The result: long lines of trucks – many overflowing with junked washers and dryers, car parts or smooshed-up swing sets – waiting for Maine metal recyclers to open. Some belong to commercial scrap haulers; others to homeowners who’ve finally decided to get the cast-iron bathtub out of the backyard.

“I’m seeing lots of new faces,” said Lerman, whose family has operated the business since 1896. “A lot of people who were going to bring those items to the dump or transfer station now realize there’s an incentive to recycle.”

Rates vary among recyclers, but the cast-iron tub, swing set and dryer would bring about 5 cents a pound at most recyclers; car parts are figured at about $200 per ton.

Heavy demand from overseas aided by a weak U.S. dollar is pushing prices higher for certain grades of metal. Some, such as scrap steel, copper, nickel and tin, have tripled in five years. Aluminum cans that were bringing 55 cents per pound in 2003 are now more than $1 per pound. Prices for a gross ton of steel brought $200 last year; this year it’s more than double that.

Patrick Murphy at Maine Metal Recycling in Auburn, a division of Schnitzer Steel Industries, has seen business more than double from this time last year. People driving up Washington Street early in the morning can see a line of vehicles stacked in the breakdown lane, waiting for the doors to open. The same at Grimmel Industries off Main Street in Topsham and at Louis Mack on Warren Avenue in Portland.

Maine Metal Recycling sorts, sizes and grades scrap metal, then transfers it to be recycled. It’s working at capacity, all the time, Murphy said.

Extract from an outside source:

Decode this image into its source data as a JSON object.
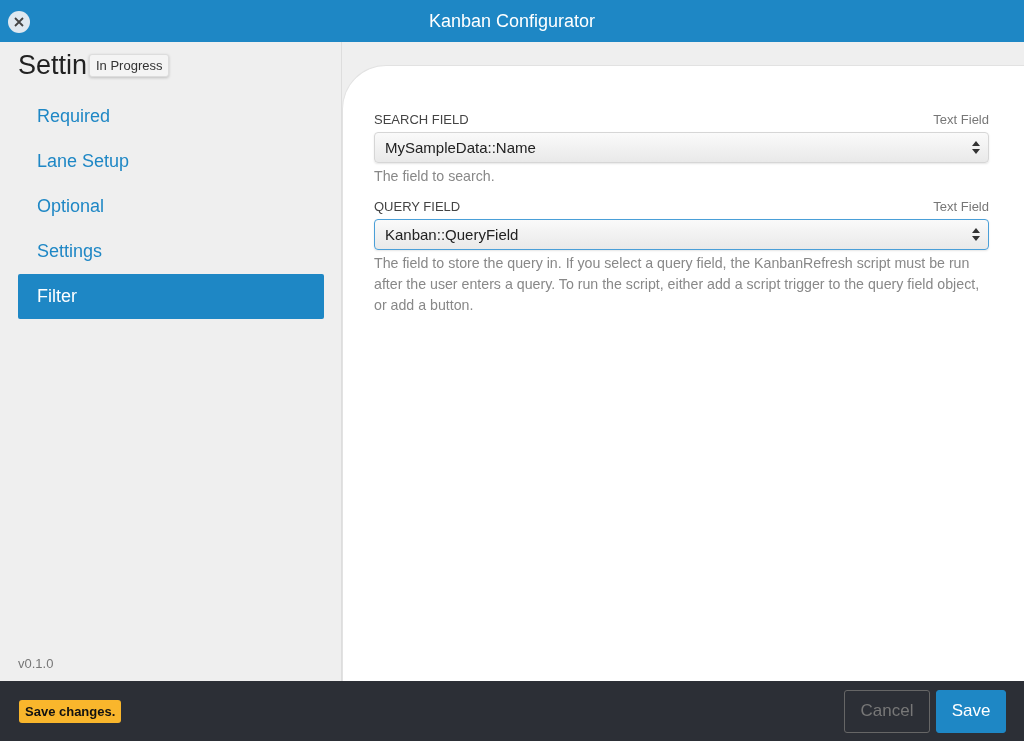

“No one was prepared for this,” he said of the relentless increase in business. “But it’s going to the right place; it’s being recycled.”

The big winner is the environment, he said.

“It’s good for the forests and the fields,” he said. “They’re getting cleaned up. By the time current market conditions subside to more normal levels, the amount of available, obsolete scrap will have significantly decreased. It has always been a cyclical industry, foreign development and the global economy have just made the ups and downs more pronounced.”

Lerman said no one knows how long the prices will continue to climb. Since they’re commodities, they can be very sensitive to the markets, rising in price one day, crashing the next and then regaining the third.

“International markets remain strong,” he said. “There was speculation last year that they were stabilizing at a lower price, but then copper broke a record this year.

“I doubt it will slow down in the next couple of years.”